Piermarco Burrafato ha detto...

Messina non deve morire! Una città dal passato così glorioso non può fare questa fine! Messina è una città carica di simboli per la Sacra Nazione.

Che i messinesi riprendano in mano il proprio e il nostro destino!

Non voglio fare facile campagna elettorale, essendo io un candidato alle prossime elezioni comunali di Palermo. Ma certo è arrivata l'ora che il Popolo Siciliano si coalizzi, si unisca, senza differenze ideologiche, perché solo con la nostra unità potremo far valere i nostri diritti. La storia ci insegna che il Popolo Siciliano, quando è stato veramente unito, ha trionfato. Ha trionfato nella guerra del Vespro del 1282, proprio grazie alla valorosa gente di Messina. Ha trionfato nel 1946 quando ottenne a furor di popolo lo Statuto della Regione Siciliana.

No, la nostra Sacra Nazione non può morire. Uniamoci fratelli Siciliani, amiamo questa Nostra Madre Terra con tutte le nostre forze! Non voglio essere di parte, non nominerò neanche il movimento per cui mi candido, per rispetto a questo blog 'imparziale' gentilmente offerto da L'Abate Vella. Ma non sarò certo di parte se dico che il Popolo Siciliano deve crearsi una propria rappresentanza politica, unitaria, chiara, ben identificabile, che affermi i diritti del Popolo, al di fuori dei partiti italiani, cui interessano solo poltrone e giochi di potere.

Non sarò di parte se dico questo, perché al massimo avrò espresso un'opinione che sta dalla parte di tutti i Siciliani.

Alle prossime elezioni comunali di Palermo, c'è qualcosa di veramente nuovo, la cui portata storica viene forse sottovalutata.

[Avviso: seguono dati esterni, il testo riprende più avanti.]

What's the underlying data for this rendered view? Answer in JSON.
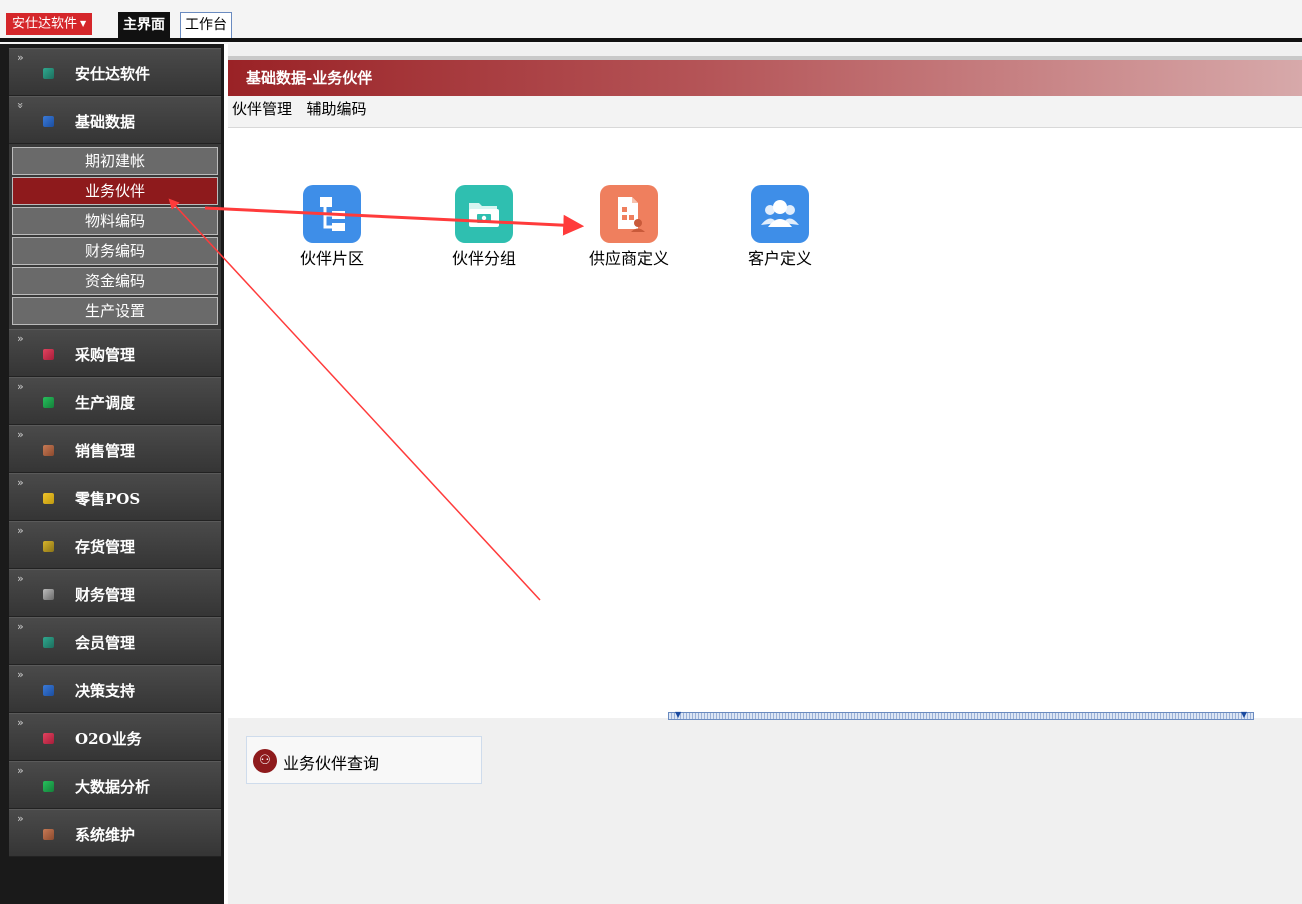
{
  "topbar": {
    "brand_label": "安仕达软件",
    "tabs": [
      {
        "label": "主界面"
      },
      {
        "label": "工作台"
      }
    ]
  },
  "sidebar": {
    "items": [
      {
        "label": "安仕达软件",
        "color": "#2fa98f"
      },
      {
        "label": "基础数据",
        "color": "#3a7ad8",
        "expanded": true
      },
      {
        "label": "采购管理",
        "color": "#e2435f"
      },
      {
        "label": "生产调度",
        "color": "#27c05c"
      },
      {
        "label": "销售管理",
        "color": "#c77a55"
      },
      {
        "label": "零售POS",
        "color": "#f0c42a"
      },
      {
        "label": "存货管理",
        "color": "#d8b42a"
      },
      {
        "label": "财务管理",
        "color": "#8c8c8c"
      },
      {
        "label": "会员管理",
        "color": "#2fa98f"
      },
      {
        "label": "决策支持",
        "color": "#3a7ad8"
      },
      {
        "label": "O2O业务",
        "color": "#e2435f"
      },
      {
        "label": "大数据分析",
        "color": "#27c05c"
      },
      {
        "label": "系统维护",
        "color": "#c77a55"
      }
    ],
    "subitems": [
      {
        "label": "期初建帐"
      },
      {
        "label": "业务伙伴",
        "active": true
      },
      {
        "label": "物料编码"
      },
      {
        "label": "财务编码"
      },
      {
        "label": "资金编码"
      },
      {
        "label": "生产设置"
      }
    ]
  },
  "content": {
    "title": "基础数据-业务伙伴",
    "menu": [
      "伙伴管理",
      "辅助编码"
    ],
    "apps": [
      {
        "label": "伙伴片区",
        "icon": "hierarchy-icon",
        "color": "#3e8ee8"
      },
      {
        "label": "伙伴分组",
        "icon": "folder-icon",
        "color": "#2fbfb0"
      },
      {
        "label": "供应商定义",
        "icon": "supplier-icon",
        "color": "#ef7f5e"
      },
      {
        "label": "客户定义",
        "icon": "customers-icon",
        "color": "#3e8ee8"
      }
    ],
    "query_label": "业务伙伴查询"
  },
  "colors": {
    "accent_red": "#8e1a1c",
    "annotation_arrow": "#ff3b3b"
  }
}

C'è un candidato che per la prima volta nella storia repubblicana si candida a diventare SINNACU e che per la prima volta dice VOTA SICILIANU! UN TI SCANTARI!

Gli altri movimenti della galassia sicilianista non hanno saputo cogliere la portata di questo evento. Non sappiamo bene quali calcoli li abbiano convinti invece ad affogare se stessi dentro i due schieramenti nazionali egemoni. Cosa credono di ottenere così? Forse pensano che in questo modo avranno più consensi?

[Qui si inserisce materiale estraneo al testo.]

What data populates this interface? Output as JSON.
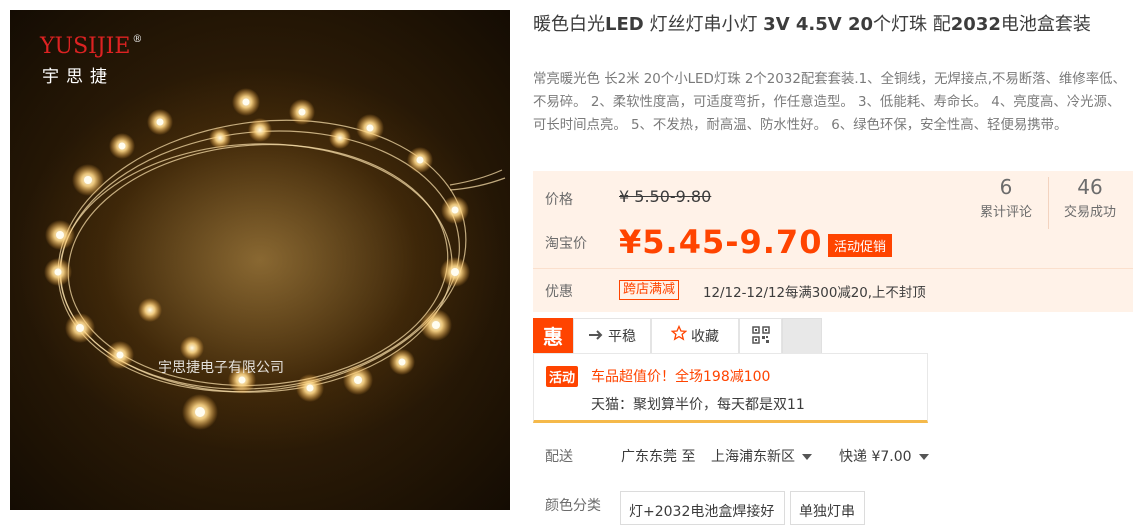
{
  "image": {
    "brand_logo": "YUSIJIE",
    "brand_reg": "®",
    "brand_cn": "宇思捷",
    "watermark": "宇思捷电子有限公司"
  },
  "product": {
    "title_parts": [
      "暖色白光",
      "LED",
      " 灯丝灯串小灯 ",
      "3V 4.5V 20",
      "个灯珠 配",
      "2032",
      "电池盒套装"
    ],
    "subtitle": "常亮暖光色 长2米 20个小LED灯珠 2个2032配套套装.1、全铜线，无焊接点,不易断落、维修率低、不易碎。 2、柔软性度高，可适度弯折，作任意造型。 3、低能耗、寿命长。 4、亮度高、冷光源、可长时间点亮。 5、不发热，耐高温、防水性好。 6、绿色环保，安全性高、轻便易携带。"
  },
  "price": {
    "orig_label": "价格",
    "orig_price": "¥ 5.50-9.80",
    "taobao_label": "淘宝价",
    "sale_price": "¥5.45-9.70",
    "promo_badge": "活动促销",
    "review_count": "6",
    "review_label": "累计评论",
    "sales_count": "46",
    "sales_label": "交易成功",
    "coupon_label": "优惠",
    "coupon_tag": "跨店满减",
    "coupon_text": "12/12-12/12每满300减20,上不封顶",
    "accent_color": "#ff4400",
    "bg_color": "#fff2e8"
  },
  "tabs": {
    "hui_label": "惠",
    "pingwen_label": "平稳",
    "favorite_label": "收藏"
  },
  "activity": {
    "badge": "活动",
    "line1": "车品超值价！全场198减100",
    "line2": "天猫：聚划算半价，每天都是双11"
  },
  "shipping": {
    "label": "配送",
    "from": "广东东莞 至",
    "to": "上海浦东新区",
    "fee": "快递 ¥7.00"
  },
  "sku": {
    "label": "颜色分类",
    "options": [
      "灯+2032电池盒焊接好",
      "单独灯串"
    ]
  }
}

No, non ci si può mescolare con chi ha già deciso che la Sicilia deve restare fuori dai circoli di produzione dell'economia, fuori dal sistema di trasporti italiani ed europei, fuori dal sistema creditizio e monetario.

No, non si può scendere a patti con politicanti che hanno distrutto lo Stato di diritto in Sicilia, che danno la carota a pochi e il bastone ai più.

No, proprio non si possono stringere alleanze con personaggi come Leoluca Orlando che pensa che l'emigrazione dei giovani Siciliani di oggi non sia un'emigrazione di bisogno!

No, proprio non ci si può mettere con uno personaggio come Cammarata, che ha continuato a distruggere la nostra Capitale tanto quanto i suoi predecessori.

Uniamoci Fratelli Siciliani! L'ora è giunta!

Piermarco Burrafato

Abate Vella ha detto...

Caro Piermarco, caro Sicilia Messina libera,

non so come ringraziarvi per i vostri commenti: il fatto che siano giunte parole da Palermo e da Messina sembra quasi un evento simbolico ad indicare che il Popolo Siciliano è vivo e pronto ad unirsi nuovamente nella lotta.

In questo momento in Sicilia ci sono tanti movimenti che hanno del buono, ed anche all'interno dei partiti che ancora si appoggiano al vecchio sistema si stanno creando delle correnti che prima o poi si uniranno a formare un unico inarrestabile fiume.

Sicuramente qualcuno sta dimonstrando una concretezza maggiore degli altri, ma questo non deve essere motivo di superbia bensì d'unione e di orgoglio per tutti, come certamente sarà.

Sino alla vittoria.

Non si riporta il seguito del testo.